Wave-induced response of a closed floating fish cage consisting of a vertical circular cylinder with an external toroidal floater is studied theoretically and experimentally. A main purpose was to investigate how the internal sloshing would influence the global response of the cage, the interior wave elevation and also the mean drift loads. An ocean basin laboratory was used in order to minimize tank wall effects. An optical system involving eight markers was used to obtain experimental values for radial elastic deformations of the cylindrical part. The closer a coupled natural period between body motions and sloshing is to a corresponding natural sloshing period, the more nonlinear sloshing can be. In the examined case, the highest coupled natural period between surge, pitch and sloshing is 0.8 times the highest natural sloshing period. Linear potential flow theory can, in general, explain experimental transfer functions of rigid-body motions and sloshing due to rigid-body motions obtained by both regular wave and truncated white noise tests. Theoretical second order mean wave drift forces based on a rigid body and potential flow agree also well with experimental results. Resonant 3D sloshing was excited due to ovalizing hydroelastic structural modes in both regular waves and white-noise tests. The closeness between the corresponding structural and sloshing frequencies caused large response. A linear hydroelastic analysis based on WAMIT and LS-DYNA could partly explain the response. Parametric resonant pitch response occurred experimentally at large wave periods partially due to in and out of water motion of portions of the floater and was explained by treating the pitch as uncoupled motion modeled by the Mathieu equation. The pitch motion predicted by linear potential flow theory was, in general, unsatisfactory when the floater was partly out of the water occasionally.

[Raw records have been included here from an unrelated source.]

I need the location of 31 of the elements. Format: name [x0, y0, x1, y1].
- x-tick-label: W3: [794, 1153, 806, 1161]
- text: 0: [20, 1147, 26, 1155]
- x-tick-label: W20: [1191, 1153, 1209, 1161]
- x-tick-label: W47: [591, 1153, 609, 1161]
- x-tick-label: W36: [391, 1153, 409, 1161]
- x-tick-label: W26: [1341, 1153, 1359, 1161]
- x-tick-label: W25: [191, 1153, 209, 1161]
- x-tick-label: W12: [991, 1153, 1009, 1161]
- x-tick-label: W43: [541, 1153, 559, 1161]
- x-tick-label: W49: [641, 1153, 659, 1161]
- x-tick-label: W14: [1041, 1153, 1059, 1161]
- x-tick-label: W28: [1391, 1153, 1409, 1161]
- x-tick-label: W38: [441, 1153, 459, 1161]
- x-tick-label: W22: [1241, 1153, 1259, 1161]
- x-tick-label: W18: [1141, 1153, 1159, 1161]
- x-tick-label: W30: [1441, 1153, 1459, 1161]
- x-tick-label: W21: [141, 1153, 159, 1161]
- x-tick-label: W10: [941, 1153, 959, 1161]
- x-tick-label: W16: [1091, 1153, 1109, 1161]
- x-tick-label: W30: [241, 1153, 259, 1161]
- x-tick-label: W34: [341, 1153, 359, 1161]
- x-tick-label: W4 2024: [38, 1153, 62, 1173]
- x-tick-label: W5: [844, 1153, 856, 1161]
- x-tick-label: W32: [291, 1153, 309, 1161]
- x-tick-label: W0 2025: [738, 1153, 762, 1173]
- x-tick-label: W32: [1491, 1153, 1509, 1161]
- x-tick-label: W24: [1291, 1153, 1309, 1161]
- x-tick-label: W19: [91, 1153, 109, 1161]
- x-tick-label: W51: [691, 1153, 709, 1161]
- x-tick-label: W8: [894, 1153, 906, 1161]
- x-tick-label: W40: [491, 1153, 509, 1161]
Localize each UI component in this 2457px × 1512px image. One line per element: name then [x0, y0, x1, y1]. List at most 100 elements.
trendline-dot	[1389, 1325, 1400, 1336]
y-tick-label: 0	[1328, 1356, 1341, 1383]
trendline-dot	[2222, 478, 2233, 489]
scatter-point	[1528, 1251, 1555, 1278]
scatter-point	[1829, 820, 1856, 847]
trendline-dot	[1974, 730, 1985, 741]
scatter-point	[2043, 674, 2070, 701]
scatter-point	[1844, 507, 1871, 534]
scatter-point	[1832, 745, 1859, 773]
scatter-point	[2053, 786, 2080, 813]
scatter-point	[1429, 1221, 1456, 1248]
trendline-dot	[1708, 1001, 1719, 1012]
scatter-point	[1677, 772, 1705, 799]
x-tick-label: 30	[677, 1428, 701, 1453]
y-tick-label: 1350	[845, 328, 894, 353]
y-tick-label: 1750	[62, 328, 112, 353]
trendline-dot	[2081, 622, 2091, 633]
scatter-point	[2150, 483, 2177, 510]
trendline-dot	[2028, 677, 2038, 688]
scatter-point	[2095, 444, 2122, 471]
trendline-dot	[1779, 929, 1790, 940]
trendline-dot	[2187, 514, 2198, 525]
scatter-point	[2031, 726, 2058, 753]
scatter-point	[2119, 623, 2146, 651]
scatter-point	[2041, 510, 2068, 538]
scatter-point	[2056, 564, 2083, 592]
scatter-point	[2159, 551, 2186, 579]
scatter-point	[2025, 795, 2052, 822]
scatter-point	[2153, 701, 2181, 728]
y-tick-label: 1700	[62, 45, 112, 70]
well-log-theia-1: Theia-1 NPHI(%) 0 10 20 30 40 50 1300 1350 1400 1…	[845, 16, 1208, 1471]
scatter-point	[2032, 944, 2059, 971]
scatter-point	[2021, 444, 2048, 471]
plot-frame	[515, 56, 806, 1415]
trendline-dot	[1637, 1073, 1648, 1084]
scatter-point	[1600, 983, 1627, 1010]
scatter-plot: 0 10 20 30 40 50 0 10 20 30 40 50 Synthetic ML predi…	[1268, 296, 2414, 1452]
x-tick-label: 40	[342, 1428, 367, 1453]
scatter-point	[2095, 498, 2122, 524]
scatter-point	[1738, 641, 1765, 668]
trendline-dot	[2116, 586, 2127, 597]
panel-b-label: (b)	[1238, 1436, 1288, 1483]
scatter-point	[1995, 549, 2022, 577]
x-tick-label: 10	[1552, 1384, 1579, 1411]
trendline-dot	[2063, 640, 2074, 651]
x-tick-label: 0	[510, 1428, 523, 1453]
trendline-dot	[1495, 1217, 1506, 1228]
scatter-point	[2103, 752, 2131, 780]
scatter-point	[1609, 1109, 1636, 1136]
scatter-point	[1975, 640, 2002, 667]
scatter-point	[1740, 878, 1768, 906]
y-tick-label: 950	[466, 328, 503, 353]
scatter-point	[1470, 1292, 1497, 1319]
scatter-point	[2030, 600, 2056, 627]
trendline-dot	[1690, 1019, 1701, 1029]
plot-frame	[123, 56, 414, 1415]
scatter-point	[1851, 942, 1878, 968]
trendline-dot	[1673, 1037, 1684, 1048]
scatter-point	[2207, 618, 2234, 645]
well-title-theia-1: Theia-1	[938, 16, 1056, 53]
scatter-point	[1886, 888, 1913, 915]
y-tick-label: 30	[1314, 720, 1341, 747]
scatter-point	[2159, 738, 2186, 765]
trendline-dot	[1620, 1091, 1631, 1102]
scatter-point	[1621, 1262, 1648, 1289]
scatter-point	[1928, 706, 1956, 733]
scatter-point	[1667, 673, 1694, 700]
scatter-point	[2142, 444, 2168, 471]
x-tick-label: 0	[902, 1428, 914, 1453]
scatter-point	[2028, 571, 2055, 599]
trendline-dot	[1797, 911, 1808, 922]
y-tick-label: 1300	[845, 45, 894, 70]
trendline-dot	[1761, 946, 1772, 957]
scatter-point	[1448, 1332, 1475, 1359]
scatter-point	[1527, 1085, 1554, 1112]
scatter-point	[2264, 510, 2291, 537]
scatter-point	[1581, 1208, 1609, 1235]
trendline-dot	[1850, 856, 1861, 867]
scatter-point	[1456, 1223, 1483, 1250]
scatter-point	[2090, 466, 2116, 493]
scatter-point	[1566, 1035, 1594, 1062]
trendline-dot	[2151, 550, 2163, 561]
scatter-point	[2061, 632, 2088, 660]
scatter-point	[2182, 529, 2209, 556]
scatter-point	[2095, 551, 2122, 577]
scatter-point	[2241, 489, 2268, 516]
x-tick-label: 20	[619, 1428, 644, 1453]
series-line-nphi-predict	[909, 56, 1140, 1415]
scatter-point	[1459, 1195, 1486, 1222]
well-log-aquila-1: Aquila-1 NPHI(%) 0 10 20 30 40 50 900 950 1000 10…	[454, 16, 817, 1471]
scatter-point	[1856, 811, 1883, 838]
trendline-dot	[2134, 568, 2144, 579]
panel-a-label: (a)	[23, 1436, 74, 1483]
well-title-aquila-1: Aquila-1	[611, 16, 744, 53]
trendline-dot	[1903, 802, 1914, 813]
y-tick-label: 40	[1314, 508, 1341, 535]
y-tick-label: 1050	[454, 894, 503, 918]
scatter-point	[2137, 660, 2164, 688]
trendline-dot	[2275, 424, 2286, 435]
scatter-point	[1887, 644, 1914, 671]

从理论上和实验上研究了由带有外部环形浮子的垂直圆柱体组成的封闭浮动鱼笼的波浪诱导响应。一个主要目的是研究内部晃动如何影响笼子的整体响应、内波高程以及平均漂移载荷。使用海洋盆地实验室以尽量减少罐壁效应。使用包含八个标记的光学系统来获得圆柱部分径向弹性变形的实验值。身体运动和晃动之间的耦合自然周期越接近相应的自然晃动周期，晃动越非线性。在所考察的情况下，浪涌、纵摇和晃荡之间的最高耦合自然周期是最高自然晃荡周期的 0.8 倍。一般来说，线性势流理论可以解释刚体运动的实验传递函数和由规则波和截断白噪声测试获得的刚体运动引起的晃动。基于刚体和势流的理论二阶平均波漂移力也与实验结果非常吻合。由于常规波和白噪声测试中的椭圆化水弹性结构模式，共振 3D 晃动被激发。相应的结构频率和晃荡频率之间的接近度引起了很大的响应。基于 WAMIT 和 LS-DYNA 的线性水弹性分析可以部分解释响应。参数共振俯仰响应在大波浪周期实验上发生，部分原因是漂浮物部分的进水和出水运动，并通过将俯仰视为由 Mathieu 方程建模的非耦合运动来解释。当漂浮物偶尔部分出水时，线性势流理论预测的俯仰运动通常不能令人满意。